Used Oracle for a long time but have never had the need to do this. Can I ask wh...

jzoch · on Nov 11, 2019

We have a problem at work where one of our tables is 5 billion rows and we get a csv (or maybe a few csv's ;) ) with a total of 21 million primary keys. We now need to find which of these 21 million keys are already in our table and do some task on those that are not.

Originally, we batched 1k records at a time and used an IN. It was taking hours. Each query finished in 1.5 seconds. Then we moved to a global temp table. It was around 30% faster iirc. Still not good enough (open to suggestions!!!) but way better. Wish oracle would just do this for us internally.

bhaak · on Nov 14, 2019

How about this: 21 million primary keys are easily kept in memory. Sort them.

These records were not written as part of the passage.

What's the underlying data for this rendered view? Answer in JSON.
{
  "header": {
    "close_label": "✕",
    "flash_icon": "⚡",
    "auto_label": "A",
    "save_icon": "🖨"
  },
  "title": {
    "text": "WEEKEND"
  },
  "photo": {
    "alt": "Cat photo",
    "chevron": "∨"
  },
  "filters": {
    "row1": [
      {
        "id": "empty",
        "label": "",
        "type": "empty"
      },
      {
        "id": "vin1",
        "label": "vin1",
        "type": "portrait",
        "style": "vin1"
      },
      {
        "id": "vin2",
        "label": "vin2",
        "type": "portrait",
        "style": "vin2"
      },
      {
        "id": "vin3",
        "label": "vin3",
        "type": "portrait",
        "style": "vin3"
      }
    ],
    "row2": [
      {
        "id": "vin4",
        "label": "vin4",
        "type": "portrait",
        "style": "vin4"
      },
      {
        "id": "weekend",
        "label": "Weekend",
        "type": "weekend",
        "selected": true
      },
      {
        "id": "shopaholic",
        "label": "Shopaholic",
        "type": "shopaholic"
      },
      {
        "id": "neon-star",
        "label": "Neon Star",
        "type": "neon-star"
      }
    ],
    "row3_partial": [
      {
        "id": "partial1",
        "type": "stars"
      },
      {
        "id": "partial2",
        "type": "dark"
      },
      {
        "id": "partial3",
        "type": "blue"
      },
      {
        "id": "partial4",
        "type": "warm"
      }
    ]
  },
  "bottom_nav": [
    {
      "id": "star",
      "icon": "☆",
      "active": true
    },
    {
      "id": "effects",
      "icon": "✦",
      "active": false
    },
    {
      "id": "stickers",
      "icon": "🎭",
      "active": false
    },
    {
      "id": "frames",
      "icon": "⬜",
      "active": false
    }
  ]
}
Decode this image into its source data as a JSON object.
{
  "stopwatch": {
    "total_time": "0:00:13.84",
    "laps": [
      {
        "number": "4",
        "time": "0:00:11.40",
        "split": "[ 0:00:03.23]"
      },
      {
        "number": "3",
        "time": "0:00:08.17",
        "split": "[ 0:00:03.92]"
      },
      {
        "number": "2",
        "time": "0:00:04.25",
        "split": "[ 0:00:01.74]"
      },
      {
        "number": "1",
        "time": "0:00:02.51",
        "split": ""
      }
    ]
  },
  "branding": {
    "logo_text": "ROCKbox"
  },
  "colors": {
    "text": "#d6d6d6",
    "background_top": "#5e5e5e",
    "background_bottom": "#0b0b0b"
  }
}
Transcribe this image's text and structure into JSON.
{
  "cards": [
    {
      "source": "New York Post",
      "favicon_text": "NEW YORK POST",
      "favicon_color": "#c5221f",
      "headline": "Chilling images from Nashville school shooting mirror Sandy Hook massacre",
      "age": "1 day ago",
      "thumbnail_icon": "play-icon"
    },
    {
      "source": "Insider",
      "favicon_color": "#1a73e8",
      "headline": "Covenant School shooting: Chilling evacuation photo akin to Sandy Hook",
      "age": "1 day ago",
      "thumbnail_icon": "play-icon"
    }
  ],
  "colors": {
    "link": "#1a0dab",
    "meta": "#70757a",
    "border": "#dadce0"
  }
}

Then do "SELECT id FROM five_billion_rows ORDER BY id" and iterate over that with the CSV ids in lockstep.

Cursor management is pretty good in Oracle, this is likely much better than your own paging with 1k of IN values. I would assume that it would be IO bound regarding the index of the id column.

This also might be an interesting question for "Ask HN".

Tarq0n · on Nov 15, 2019

Is an anti join not feasible in this scenario?

psYchotic · on Nov 11, 2019

Just as a heads up for anyone considering using Oracle's built-in support for temporary tables, there are a few restrictions [1], no support for distributed transactions being the main one I ran into at a previous client.

Taking into consideration the fact that you'll want to avoid hard parses [2][3] whenever possible, this leaves you the option of mimicking a temporary table manually (which will probably include having to manually fix statistics on your fake temporary table), or maybe use some string manipulation in your query to split a delimited list (which is itself limited to 4000 characters [4]).

That being said, I've been told that distributed transactions should themselves be avoided, so maybe look into that before getting mad at Oracle for what seems to be an arbitrary limitation on temporary tables.

[1]: https://docs.oracle.com/database/121/SQLRF/statements_7002.h...

[2]: https://docs.oracle.com/database/121/TGSQL/tgsql_sqlproc.htm...

[3]: https://blogs.oracle.com/sql/improve-sql-query-performance-b...

[4]: https://docs.oracle.com/database/121/SQLRF/sql_elements001.h...

Someone1234 · on Nov 11, 2019

Generating reports.

I think saying you "I can’t imagine [a usage] which isn’t solved by [workarounds]" kind of misses the core issue. It is a common use-case (to select a list of rows via PKs), and you're having to work around internal structures of the database, rather than it exposing a simple primitive and the database doing work behind the scenes to make it efficient.

If building a temp table for that many IN clauses is more efficient absolutely do it. But don't expose this ugly to the outside world, particularly as the problem space and solution are well defined, common, and old.

The fact that Oracle continues to ignore basic quality of life improvements and its defenders point to convoluted workarounds that push additional work onto its users is half the problem.